Last year saw a significant decrease in “critical” security flaws in Microsoft software and a drop in overall vulnerabilities, according to a report released Friday by security firm BeyondTrust.
The firm’s “Microsoft Vulnerabilities Report” takes a look at the total number of security bulletins issued in a year to provide a snapshot of Microsoft’s security landscape. The latest report found that the total number of Microsoft flaws (1,212 bulletins) fell 5 percent and that critical flaws saw a year-over-year decrease of 47 percent in 2021 — the largest decline BeyondTrust has seen since issuing this report.
“As we dig into this year’s data, we can see the continued downward trend in critical vulnerabilities,” said James Maude, principal cybersecurity researcher at BeyondTrust. “Simply put, this investment has made it significantly more difficult for an attacker to go from a browser vulnerability to full system control in one move.”
While the overall amount of security flaws decreased, there was an uptick in elevation-of-privilege issues. Last year saw 588 reported flaws, compared to 2020’s 559. Further, security feature bypass saw a slight uptick to 44 flaws in 2021, compared to 30 from the previous year.
Here’s the full breakdown of Microsoft’s vulnerability category totals for 2021:
- Remote Code Execution: 326
- Elevation of Privilege: 588
- Information Disclosure: 129
- Denial of Service: 55
- Spoofing: 66
- Tampering: 3
- Security Feature Bypass: 44
The predominance of remote code execution flaws is not surprising, as Microsoft continues to tighten security across other categories. “As organizations better adhere to security best practices and remove admin rights from users, attackers seek new ways to gain privileges,” read the report. “Without easy access to users with local admin rights, attackers have started to innovate to gain elevated privileges that can then be used to compromise systems, steal credentials, and move laterally.”
This year’s report was good news for Windows OS users. Critical vulnerabilities dropped to 507 — a decrease from 2020’s 907 — and the number of critical flaws were cut in half. In fact, the 57 total critical flaws were the lowest number for the OS. “The halving of Critical Windows vulnerabilities over the past five years is a positive development and reflects how the continued investment in building a more secure operating system is paying off for Microsoft and for Windows users,” read the report.
It wasn’t all good news for Microsoft’s year in security, though. Vulnerabilities targeting the now-defunct Internet Explorer and the company’s current Web browser, Edge, increased almost four times to a total of 349 flaws. While the total had increased, those flaws labeled critical only accounted for six flaws – an all-time low.
A couple of factors play into this increase. Since Edge is based on Google’s Chromium, and with the retirement of Internet Explorer, attackers are setting their sights on Chrome and Edge at a higher rate. Factor in Google’s aggressive and lucrative bounty program for spotting flaws in Chromium, and it makes financial sense for security experts to find flaws in Google’s code, hence the increase in found vulnerabilities.

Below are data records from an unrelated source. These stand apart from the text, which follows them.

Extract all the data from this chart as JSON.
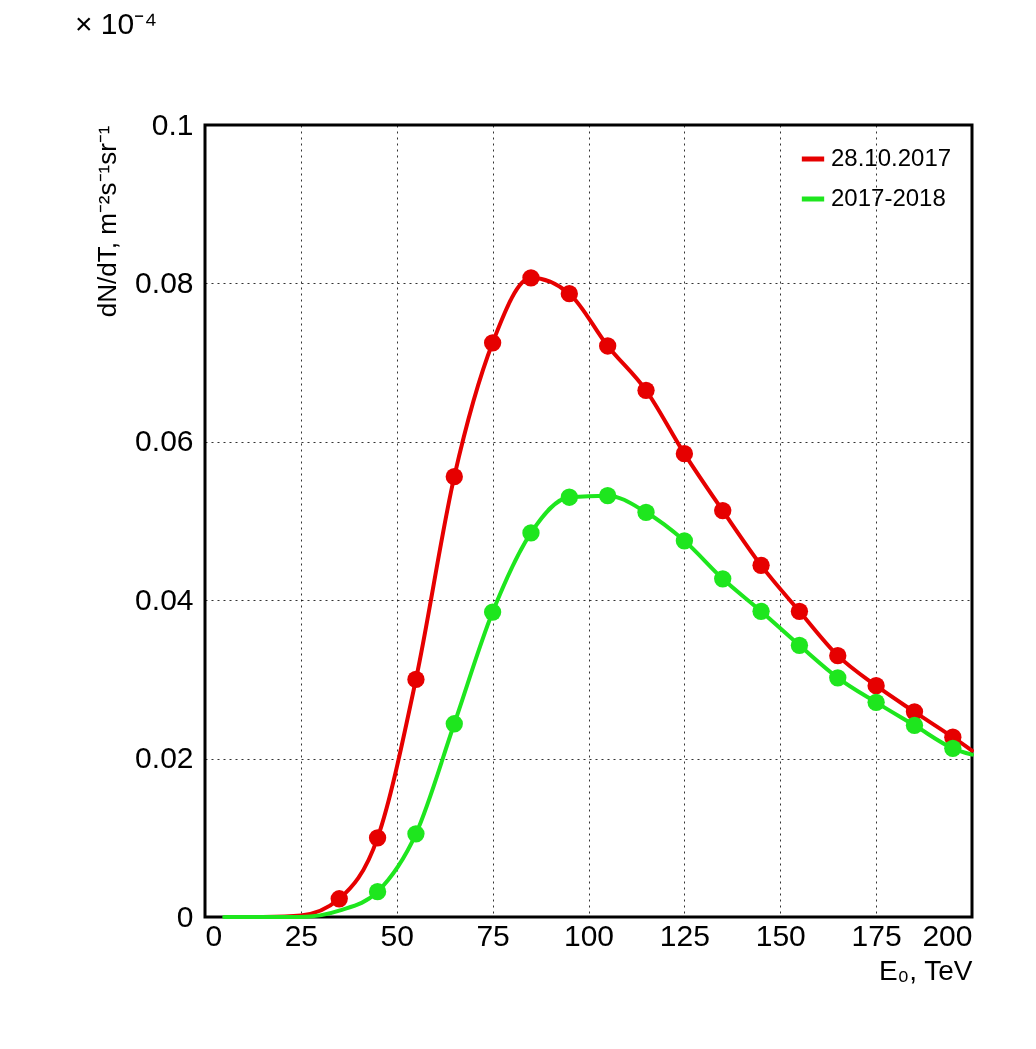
{
  "chart_data": {
    "type": "line",
    "xlabel": "E₀, TeV",
    "ylabel": "dN/dT, m⁻²s⁻¹sr⁻¹",
    "annotations": [
      "× 10⁻⁴"
    ],
    "xlim": [
      0,
      200
    ],
    "xticks": [
      0,
      25,
      50,
      75,
      100,
      125,
      150,
      175,
      200
    ],
    "ylim": [
      0,
      0.1
    ],
    "yticks": [
      0,
      0.02,
      0.04,
      0.06,
      0.08,
      0.1
    ],
    "grid": true,
    "legend": "top right",
    "line_style": "solid",
    "series": [
      {
        "name": "28.10.2017",
        "color": "#e60000",
        "type": "line",
        "marker": "none",
        "x": [
          15,
          25,
          35,
          45,
          55,
          65,
          75,
          85,
          95,
          105,
          115,
          125,
          135,
          145,
          155,
          165,
          175,
          185,
          195,
          200
        ],
        "values": [
          0,
          0.0002,
          0.0023,
          0.01,
          0.03,
          0.0556,
          0.0725,
          0.0807,
          0.0787,
          0.0721,
          0.0665,
          0.0585,
          0.0513,
          0.0444,
          0.0386,
          0.033,
          0.0292,
          0.0259,
          0.0227,
          0.021
        ]
      },
      {
        "name": "2017-2018",
        "color": "#1ee61e",
        "type": "line",
        "marker": "none",
        "x": [
          5,
          15,
          25,
          35,
          45,
          55,
          65,
          75,
          85,
          95,
          105,
          115,
          125,
          135,
          145,
          155,
          165,
          175,
          185,
          195,
          200
        ],
        "values": [
          0,
          0,
          0,
          0.0008,
          0.0032,
          0.0105,
          0.0244,
          0.0385,
          0.0485,
          0.053,
          0.0532,
          0.0511,
          0.0475,
          0.0427,
          0.0386,
          0.0343,
          0.0302,
          0.0271,
          0.0242,
          0.0213,
          0.0205
        ]
      },
      {
        "color": "#e60000",
        "type": "scatter",
        "marker": "circle",
        "x": [
          35,
          45,
          55,
          65,
          75,
          85,
          95,
          105,
          115,
          125,
          135,
          145,
          155,
          165,
          175,
          185,
          195
        ],
        "values": [
          0.0023,
          0.01,
          0.03,
          0.0556,
          0.0725,
          0.0807,
          0.0787,
          0.0721,
          0.0665,
          0.0585,
          0.0513,
          0.0444,
          0.0386,
          0.033,
          0.0292,
          0.0259,
          0.0227
        ]
      },
      {
        "color": "#1ee61e",
        "type": "scatter",
        "marker": "circle",
        "x": [
          45,
          55,
          65,
          75,
          85,
          95,
          105,
          115,
          125,
          135,
          145,
          155,
          165,
          175,
          185,
          195
        ],
        "values": [
          0.0032,
          0.0105,
          0.0244,
          0.0385,
          0.0485,
          0.053,
          0.0532,
          0.0511,
          0.0475,
          0.0427,
          0.0386,
          0.0343,
          0.0302,
          0.0271,
          0.0242,
          0.0213
        ]
      }
    ]
  }
}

While the overall Microsoft security picture is increasing, there still can be improvement, and that much of the burden falls onto IT. Timely patching is key, but is not the only measure to securing organizations’ Microsoft environments. With the continued growth of elevation-of-privilege flaws, it’s important to monitor who has access to what.
“With that said, based off our understanding of the Microsoft landscape and previous trends, we estimate removing admin rights and enforcing least privilege remains pivotal to addressing vulnerabilities and reducing the attack surface,” read the report.